Ai tradizionali problemi, negli ultimi giorni si sono aggiunti quelli legati alle contro-manifestazioni che dovrebbero avvenire in quel giorno. La Rete NoWar, insieme al Collettivo Militant, la rete dei Comunisti, il Comitato ‘Con la Palestina nel cuore‘, il Comitato per il Donbass Antinazista ed il Pcdi hanno annunciato una mobilitazione: “è ora di mobilitarsi affinché l’Italia esca dalla spirale di guerra in cui è immersa“. Questi movimenti continuano dicendo che “il 2 giugno può essere l’occasione per promuovere una giornata di mobilitazione nazionale contro la guerra articolata nelle realtà territoriali e concepita come contraltare alla parata militare sui Fori Imperiali, per rimettere al centro dell’attenzione il carattere pacifista e antifascista della nostra Costituzione“.
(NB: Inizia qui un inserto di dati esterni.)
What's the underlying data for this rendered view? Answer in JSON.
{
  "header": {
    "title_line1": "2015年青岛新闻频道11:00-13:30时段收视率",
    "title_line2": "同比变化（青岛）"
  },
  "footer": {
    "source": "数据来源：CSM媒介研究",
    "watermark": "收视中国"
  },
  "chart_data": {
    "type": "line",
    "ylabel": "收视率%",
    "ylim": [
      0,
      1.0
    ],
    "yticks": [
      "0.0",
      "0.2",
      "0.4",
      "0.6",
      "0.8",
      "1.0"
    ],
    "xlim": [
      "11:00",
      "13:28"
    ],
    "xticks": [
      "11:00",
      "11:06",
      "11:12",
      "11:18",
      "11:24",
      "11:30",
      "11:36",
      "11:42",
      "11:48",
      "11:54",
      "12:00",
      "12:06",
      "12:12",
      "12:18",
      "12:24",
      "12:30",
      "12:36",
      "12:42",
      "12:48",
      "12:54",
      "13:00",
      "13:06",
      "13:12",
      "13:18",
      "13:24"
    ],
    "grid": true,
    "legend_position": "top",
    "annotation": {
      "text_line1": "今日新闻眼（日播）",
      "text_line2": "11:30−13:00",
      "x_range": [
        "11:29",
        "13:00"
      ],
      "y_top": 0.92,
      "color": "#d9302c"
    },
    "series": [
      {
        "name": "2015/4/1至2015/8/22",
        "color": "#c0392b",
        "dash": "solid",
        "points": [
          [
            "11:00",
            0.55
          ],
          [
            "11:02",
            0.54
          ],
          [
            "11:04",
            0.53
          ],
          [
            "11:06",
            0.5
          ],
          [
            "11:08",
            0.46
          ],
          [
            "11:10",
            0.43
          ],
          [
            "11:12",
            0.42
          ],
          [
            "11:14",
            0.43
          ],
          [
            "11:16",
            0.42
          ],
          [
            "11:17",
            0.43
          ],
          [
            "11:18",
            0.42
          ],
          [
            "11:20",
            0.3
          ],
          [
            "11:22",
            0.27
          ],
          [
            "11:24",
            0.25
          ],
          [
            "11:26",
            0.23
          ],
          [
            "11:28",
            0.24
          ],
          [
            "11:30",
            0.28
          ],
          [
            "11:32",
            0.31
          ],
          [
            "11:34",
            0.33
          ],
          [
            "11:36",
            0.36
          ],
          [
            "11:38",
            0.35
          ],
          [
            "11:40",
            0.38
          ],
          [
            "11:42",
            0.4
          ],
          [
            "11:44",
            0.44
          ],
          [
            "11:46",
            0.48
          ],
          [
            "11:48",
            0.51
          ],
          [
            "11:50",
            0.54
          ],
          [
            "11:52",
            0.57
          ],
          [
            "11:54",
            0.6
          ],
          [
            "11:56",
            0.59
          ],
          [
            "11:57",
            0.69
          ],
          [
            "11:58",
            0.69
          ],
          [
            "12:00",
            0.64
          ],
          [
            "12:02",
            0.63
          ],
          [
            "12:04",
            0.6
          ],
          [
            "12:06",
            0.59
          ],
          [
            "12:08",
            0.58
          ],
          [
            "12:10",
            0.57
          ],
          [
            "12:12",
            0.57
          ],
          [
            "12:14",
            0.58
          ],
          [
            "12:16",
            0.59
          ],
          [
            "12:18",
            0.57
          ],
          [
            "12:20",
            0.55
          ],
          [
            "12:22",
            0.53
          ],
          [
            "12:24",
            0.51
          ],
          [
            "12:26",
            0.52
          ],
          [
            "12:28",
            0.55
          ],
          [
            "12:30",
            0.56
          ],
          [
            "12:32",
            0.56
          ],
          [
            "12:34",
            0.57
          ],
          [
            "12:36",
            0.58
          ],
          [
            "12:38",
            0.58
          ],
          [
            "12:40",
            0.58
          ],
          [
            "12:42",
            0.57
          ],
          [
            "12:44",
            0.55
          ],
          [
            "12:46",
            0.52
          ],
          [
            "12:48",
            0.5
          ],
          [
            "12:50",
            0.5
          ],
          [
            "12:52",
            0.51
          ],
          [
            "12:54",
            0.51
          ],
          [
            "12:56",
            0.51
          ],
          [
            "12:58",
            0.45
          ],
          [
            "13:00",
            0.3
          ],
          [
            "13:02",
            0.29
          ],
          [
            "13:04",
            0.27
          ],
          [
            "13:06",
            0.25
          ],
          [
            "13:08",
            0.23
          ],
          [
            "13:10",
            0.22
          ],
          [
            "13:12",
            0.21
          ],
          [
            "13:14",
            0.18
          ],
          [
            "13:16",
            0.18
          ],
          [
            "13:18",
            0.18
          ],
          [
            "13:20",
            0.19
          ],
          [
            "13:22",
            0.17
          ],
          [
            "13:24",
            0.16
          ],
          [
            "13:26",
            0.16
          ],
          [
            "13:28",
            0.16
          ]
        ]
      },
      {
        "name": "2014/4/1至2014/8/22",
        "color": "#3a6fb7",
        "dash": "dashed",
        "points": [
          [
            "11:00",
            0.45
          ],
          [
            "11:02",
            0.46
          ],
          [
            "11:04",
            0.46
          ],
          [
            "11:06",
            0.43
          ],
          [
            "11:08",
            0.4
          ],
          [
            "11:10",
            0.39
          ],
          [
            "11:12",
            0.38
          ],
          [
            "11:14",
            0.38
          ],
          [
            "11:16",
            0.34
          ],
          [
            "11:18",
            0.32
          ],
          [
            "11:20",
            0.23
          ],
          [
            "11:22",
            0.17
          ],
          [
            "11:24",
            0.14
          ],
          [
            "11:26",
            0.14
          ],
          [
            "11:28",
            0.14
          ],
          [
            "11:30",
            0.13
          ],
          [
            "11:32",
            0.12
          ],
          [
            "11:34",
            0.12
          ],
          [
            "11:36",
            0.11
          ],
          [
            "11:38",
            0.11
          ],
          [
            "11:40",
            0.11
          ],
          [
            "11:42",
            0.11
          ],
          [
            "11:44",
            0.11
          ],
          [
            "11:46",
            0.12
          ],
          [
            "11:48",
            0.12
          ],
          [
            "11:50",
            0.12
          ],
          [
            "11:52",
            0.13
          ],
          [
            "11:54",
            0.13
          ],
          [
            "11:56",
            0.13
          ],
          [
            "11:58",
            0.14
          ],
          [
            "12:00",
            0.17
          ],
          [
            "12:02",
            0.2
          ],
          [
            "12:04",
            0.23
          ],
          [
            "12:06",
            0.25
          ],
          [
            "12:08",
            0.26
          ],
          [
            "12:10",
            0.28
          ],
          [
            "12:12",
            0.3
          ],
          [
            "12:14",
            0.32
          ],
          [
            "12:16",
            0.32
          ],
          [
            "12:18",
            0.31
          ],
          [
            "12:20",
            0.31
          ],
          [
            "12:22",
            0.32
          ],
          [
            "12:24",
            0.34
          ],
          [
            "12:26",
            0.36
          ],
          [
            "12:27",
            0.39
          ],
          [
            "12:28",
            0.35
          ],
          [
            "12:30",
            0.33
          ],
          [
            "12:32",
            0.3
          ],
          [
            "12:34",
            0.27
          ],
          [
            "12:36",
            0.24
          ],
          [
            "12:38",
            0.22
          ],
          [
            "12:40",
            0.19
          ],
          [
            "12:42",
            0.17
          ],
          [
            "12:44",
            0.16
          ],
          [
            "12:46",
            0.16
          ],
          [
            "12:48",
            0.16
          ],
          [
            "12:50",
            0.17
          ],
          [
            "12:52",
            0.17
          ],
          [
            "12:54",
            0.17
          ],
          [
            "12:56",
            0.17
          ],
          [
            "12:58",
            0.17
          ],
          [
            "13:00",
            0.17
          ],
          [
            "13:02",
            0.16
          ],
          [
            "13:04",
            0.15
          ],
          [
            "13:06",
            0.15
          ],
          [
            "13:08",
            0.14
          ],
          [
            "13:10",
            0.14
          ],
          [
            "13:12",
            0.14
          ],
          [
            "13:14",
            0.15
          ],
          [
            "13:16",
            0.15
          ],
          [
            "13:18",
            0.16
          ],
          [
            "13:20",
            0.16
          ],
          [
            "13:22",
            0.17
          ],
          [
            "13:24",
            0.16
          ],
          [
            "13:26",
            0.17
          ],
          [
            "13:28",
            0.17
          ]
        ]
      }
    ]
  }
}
Sul sito ‘Disarmiamoli’, si parla di “una giornata che si svolga in ogni luogo d’Italia con le iniziative ritenute idonee, presidi, volantinaggi, marce, eccetera. In prossimità di luoghi simbolo della militarizzazione e delle vittime delle politiche belliciste, come caserme, Cie, o Cpt“. Cosa ci dovremmo dunque aspettare? A Roma dovrebbero concentrarsi la maggior parte delle iniziative antimilitariste, anche perché è nella Capitale che si concentrerà in quel giorno le attenzioni dei media.

Si può quindi prevedere un supplemento di disagi per la Capitale, sperando che le contro-manifestazioni non finiscano per diventare il palcoscenico dell’azione dei black bloc, come è già avvenuto per la città di Milano poche settimane fa, in corrispondenza dell’apertura dell’Expo 2015.